Bir yıldan beri bu konuda pek çok yazı yazdım. Sayın Durak gibi canını sıkıp üzdüğümüz insanlar da oldu. Sözlünün “Seçim kazanacağını” söylediğimiz zaman hayal gördüğümüzü, böyle bir şeyin aritmetik gibi pozitif bilimlere bile aykırı bulunduğunu ifade edenler oldu. Bu konuda ne yazık ki parti içinde bile bir bütünlük yoktu. Geçmiş 5 yılın hükümet baskıları ve vatandaşı hiçe sayan tutumları kafaları adeta işgal etmişti.
Ama zaman içinde Ceyhan’ın “Çarıklı Yörüğü” insanları ikna etmeyi başardı. Şahsen partili olmayan bir partizan olduğumu, doğru da yanlış da olsa kabul ederim.
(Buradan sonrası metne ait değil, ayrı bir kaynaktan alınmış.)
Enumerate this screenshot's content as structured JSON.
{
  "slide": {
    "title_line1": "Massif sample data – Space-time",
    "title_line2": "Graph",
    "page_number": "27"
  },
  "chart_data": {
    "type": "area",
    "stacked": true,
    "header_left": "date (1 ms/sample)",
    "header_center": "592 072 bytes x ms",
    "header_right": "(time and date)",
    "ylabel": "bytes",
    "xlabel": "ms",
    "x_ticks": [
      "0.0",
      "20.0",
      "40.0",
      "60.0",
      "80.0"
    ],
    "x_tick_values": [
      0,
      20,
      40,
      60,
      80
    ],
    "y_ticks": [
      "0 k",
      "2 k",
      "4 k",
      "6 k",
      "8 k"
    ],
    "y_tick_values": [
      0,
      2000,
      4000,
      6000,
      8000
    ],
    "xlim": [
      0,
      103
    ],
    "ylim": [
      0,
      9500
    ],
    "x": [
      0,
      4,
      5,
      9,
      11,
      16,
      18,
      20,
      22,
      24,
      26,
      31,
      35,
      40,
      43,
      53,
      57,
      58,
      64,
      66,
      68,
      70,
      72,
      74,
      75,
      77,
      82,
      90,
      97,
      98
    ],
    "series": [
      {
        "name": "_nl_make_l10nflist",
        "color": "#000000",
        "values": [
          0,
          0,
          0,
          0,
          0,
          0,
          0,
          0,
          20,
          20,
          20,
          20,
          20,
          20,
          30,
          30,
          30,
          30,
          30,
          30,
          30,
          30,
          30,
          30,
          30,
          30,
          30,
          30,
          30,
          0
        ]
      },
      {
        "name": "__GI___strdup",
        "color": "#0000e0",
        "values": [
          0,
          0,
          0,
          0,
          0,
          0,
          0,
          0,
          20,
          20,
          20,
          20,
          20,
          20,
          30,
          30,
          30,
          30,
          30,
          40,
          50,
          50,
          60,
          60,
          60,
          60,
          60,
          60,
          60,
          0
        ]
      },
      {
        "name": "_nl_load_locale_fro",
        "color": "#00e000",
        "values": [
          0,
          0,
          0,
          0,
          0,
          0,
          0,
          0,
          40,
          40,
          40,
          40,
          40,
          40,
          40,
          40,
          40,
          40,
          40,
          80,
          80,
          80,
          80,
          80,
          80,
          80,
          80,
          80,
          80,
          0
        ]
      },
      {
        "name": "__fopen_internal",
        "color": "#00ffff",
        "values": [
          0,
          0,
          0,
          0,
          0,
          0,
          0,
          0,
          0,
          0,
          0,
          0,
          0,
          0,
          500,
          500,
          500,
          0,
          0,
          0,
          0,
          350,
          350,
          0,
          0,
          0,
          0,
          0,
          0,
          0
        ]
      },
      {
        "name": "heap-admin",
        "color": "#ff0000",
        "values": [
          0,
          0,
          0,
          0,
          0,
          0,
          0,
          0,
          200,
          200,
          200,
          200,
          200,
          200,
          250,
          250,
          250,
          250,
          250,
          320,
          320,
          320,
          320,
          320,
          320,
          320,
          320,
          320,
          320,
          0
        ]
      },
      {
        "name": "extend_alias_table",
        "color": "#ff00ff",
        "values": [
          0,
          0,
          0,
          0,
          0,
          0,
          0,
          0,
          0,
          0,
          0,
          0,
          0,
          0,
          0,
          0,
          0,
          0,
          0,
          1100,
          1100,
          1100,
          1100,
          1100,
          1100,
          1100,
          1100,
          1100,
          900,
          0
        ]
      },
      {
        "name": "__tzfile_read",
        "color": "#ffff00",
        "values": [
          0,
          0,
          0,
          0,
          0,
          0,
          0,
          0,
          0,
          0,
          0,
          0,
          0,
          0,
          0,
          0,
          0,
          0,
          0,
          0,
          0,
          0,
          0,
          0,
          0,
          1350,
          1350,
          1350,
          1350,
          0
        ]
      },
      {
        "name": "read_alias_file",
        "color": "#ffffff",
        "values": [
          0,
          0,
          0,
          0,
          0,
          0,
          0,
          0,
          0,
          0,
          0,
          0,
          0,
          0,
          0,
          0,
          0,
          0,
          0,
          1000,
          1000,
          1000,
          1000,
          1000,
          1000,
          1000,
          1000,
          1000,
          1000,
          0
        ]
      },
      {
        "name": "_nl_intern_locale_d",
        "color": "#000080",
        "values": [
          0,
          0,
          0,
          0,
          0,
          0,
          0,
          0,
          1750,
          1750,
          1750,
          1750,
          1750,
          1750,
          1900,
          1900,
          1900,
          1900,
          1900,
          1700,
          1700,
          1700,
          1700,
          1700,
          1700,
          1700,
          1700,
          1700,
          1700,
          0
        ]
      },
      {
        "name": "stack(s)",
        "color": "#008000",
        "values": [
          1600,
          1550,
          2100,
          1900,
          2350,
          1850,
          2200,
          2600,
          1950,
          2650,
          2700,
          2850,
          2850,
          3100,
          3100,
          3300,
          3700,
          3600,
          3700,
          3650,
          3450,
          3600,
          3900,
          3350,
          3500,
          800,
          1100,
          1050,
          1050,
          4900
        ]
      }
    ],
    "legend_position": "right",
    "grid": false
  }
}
Zaman zaman aranmışımdır; Sözlü’nün kazanamayacağı hususunda çok eski dostluklarımız olan kişilerden bile ikaz almışımdır. Ama kesinlikle Adanalının o güzel lafı ile şüphesiz “Tanrının yanlış işi olmaz”.. İşte zafer işte hakikat ortada. Adana’da şu kadar şu, bu kadar bu varmış.. Bunların hikâye olduğu ispat edilmiştir. Adanalı tahrik edilmeğe çalışılan bütün ayrılıkları birleştiriciliğe dönüştürmüş, tarihinin her devrinde görüldüğü gibi “Adanalılık” bir öğretide birleşmiştir. Ne kadar güzel şeyler oluyor?
Sözlü yeni ve beyaz sayfalı bir dönem açıldığını söylemiştir. Bundan sonra seçimin gerçek galibi olan Adanalılar davalarına sahip çıkmaya devam edeceklerdir. Bu konuda şüphesiz ki MHP’liler rehber olacak ve halka kendilerini daha iyi anlatacaklardır. Böylece oluşacak müttehit cephe belki de ülkenin kurtuluş reçetesi olacaktır. Cumhuriyet tarihimiz Çukurova’nın böyle dik duruşları ile ilgili örneklerle doludur. Bir kere kesinlikle partizan tutumlara yaklaşmamak ve bütün insanları hangi partili olursa olsun kucaklamak lokomotif unsurların en önemli görevidir.
25 yıl önce Aytaç Durak, ”Belediye’ye partizanlığı sokmayacağım” demişti. Şimdi de geçerliğini koruyan bu düsturu rehber alıp biraz da açarak, ”Belediyeye sadece partizanlığı değil, rüşveti, mafyacılığı, kanunsuzluğu, adaletsizliği, kabadayılığı sokmayacağım” demek lâzımdır. Son yıllarda seçilmemişlerin sorumsuzluğu ile dışarıdan idare ettikleri ve her türlü pisliğin kol gezdiği koridorları artık temizleyip, dukalıklara son vermek meşru idarenin en önemli görevidir. MHP’liler devlet idaresini burada öğrenecek ve insanlara parmak ısırtacak icraata imza atacaklardır. Belediyenin yemlik olmadığını kesinlikle geçmiş Tarsus örneğinde olduğu gibi ispat etmek mecburiyeti vardır. Sözlü’nün Adana’ya taşınma sürecinde Ceyhan’da teşkilâtlar çok hata yaptıkları için seçimi kaybettiler. Belki MHP’nin Sözlü mirası ile seçimi aynı ekipten biri kazanmıştır, ama şık düşmemiştir. Çünkü Ceyhan bugünkü huzurunu “Yörükoğlu”na borçludur. Bunu görmemezlikten gelmek mümkün değildir. Mersin’e de seçimi Tarsus kazandırmıştır. Geçmiş geleceğin aynasıdır düsturundan ayrılmadan yeni harikalar yaratmak artık yeni kadroların görevidir. Adana şüphesiz ki Adanalı olmasını bilen bu hamurda birlikte yoğrulanların görevidir. Allah hayır getirsin.